Monday, June 30, 2008

Jane Sykes, Chapter Two: In Which We Learn That Life Is Like A Box Of Chocolates, Which Is Itself Like A Ballistic Missle

After my initial experience with Jane Sykes, I was terrified of the woman. The blazing, crazy eyes. The warbling, shrieking voice. The giant glob of lipstick perpetually stuck to her upper lip.

Apparently, I hadn’t seen anything yet. Jane had been diagnosed with schizophrenia in her mid-twenties. As I mentioned, she is now in her seventies. She is supposed to be medicated, but she often goes off her meds. She has been asked to leave just about every bank in Blue Point. She comes into Fiscal United Bank frequently, as we have not yet asked her to mosey on along.

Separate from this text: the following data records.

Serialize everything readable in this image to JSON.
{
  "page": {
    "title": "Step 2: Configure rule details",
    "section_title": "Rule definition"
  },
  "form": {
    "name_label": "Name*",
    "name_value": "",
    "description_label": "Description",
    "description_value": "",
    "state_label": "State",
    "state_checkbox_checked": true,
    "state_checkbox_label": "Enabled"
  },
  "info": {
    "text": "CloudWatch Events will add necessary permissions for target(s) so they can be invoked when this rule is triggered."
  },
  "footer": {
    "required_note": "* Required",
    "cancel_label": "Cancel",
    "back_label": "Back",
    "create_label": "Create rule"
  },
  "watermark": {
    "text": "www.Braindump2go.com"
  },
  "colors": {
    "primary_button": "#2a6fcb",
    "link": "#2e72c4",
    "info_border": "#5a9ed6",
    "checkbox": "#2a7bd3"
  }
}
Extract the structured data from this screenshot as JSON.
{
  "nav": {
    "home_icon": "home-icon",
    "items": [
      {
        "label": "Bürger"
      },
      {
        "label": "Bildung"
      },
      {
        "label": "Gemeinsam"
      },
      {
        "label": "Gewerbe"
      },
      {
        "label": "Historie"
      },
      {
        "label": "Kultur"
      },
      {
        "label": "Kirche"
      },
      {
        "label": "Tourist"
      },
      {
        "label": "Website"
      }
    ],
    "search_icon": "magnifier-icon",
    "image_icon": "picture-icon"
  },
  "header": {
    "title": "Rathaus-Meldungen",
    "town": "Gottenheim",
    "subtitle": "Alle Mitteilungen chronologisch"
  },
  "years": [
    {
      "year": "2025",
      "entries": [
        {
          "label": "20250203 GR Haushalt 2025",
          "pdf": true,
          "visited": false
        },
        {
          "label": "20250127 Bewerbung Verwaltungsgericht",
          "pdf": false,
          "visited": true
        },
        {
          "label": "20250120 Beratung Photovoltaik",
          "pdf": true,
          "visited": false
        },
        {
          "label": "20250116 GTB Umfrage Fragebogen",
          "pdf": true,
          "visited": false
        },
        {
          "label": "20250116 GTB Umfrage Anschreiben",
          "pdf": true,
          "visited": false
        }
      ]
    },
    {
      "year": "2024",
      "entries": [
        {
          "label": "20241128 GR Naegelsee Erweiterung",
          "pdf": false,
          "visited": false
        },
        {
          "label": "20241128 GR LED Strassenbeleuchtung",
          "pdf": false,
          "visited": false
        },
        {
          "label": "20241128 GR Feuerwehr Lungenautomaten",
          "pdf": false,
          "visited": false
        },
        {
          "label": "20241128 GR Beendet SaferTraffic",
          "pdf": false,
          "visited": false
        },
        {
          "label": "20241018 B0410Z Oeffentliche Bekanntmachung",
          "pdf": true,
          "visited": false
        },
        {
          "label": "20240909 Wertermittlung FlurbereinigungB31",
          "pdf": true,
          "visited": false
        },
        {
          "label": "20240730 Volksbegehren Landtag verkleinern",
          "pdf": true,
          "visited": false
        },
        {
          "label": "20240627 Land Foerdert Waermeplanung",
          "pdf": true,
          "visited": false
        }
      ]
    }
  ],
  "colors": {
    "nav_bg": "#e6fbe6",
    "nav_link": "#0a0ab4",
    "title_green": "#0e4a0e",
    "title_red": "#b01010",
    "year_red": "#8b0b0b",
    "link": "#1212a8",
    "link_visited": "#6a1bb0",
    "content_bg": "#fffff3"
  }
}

There is a colloquialism in banking (and, I’m sure, in every retail setting, in one form or another) that has come to be known among our tellers as “shot not.” That name is derived from the term “shotgun,” which is commonly used to claim ownership, derived itself from the practice of calling out “shotgun” in order to secure a place in the front passenger, or “shotgun,” seat. “Shot not,” is exactly what it sounds like; a declaration of negative ownership. In other words, “I’m not taking this one.” Jane Sykes has been “shot not”-ed by just about everyone in the branch, and for good reason.

Apparently, Jane once came into the bank with a problem that needed solving. My assistant manager Margaret, who was a client service rep at the time, was the one who had to resolve the problem. She did so, with quick success, and had earned Jane’s gratitude. Jane came back into the bank a few days later, carrying a box of chocolates, seeking to reward Margaret’s efforts. Margaret, terrified of the woman, had stayed in the vault room, where everyone hides when there is someone they don’t want to deal with. After a few minutes of Jane becoming more and more belligerent and insistent, Margaret stepped out of the vault room, her “business” finished. She was pelted with the box of chocolates by an irate Jane, who was infuriated by the fact that Margaret had taken so long to make an appearance.

Mrs. Gump was correct, life is like a box of chocolates; it can hit you from odd angles and hurt quite a bit if you don’t defend against it.

Since my promotion, I have seen her several times. She is no less scary. I have a thick legal pad on my desk, perfect for blocking incoming Whitman Samplers, just in case.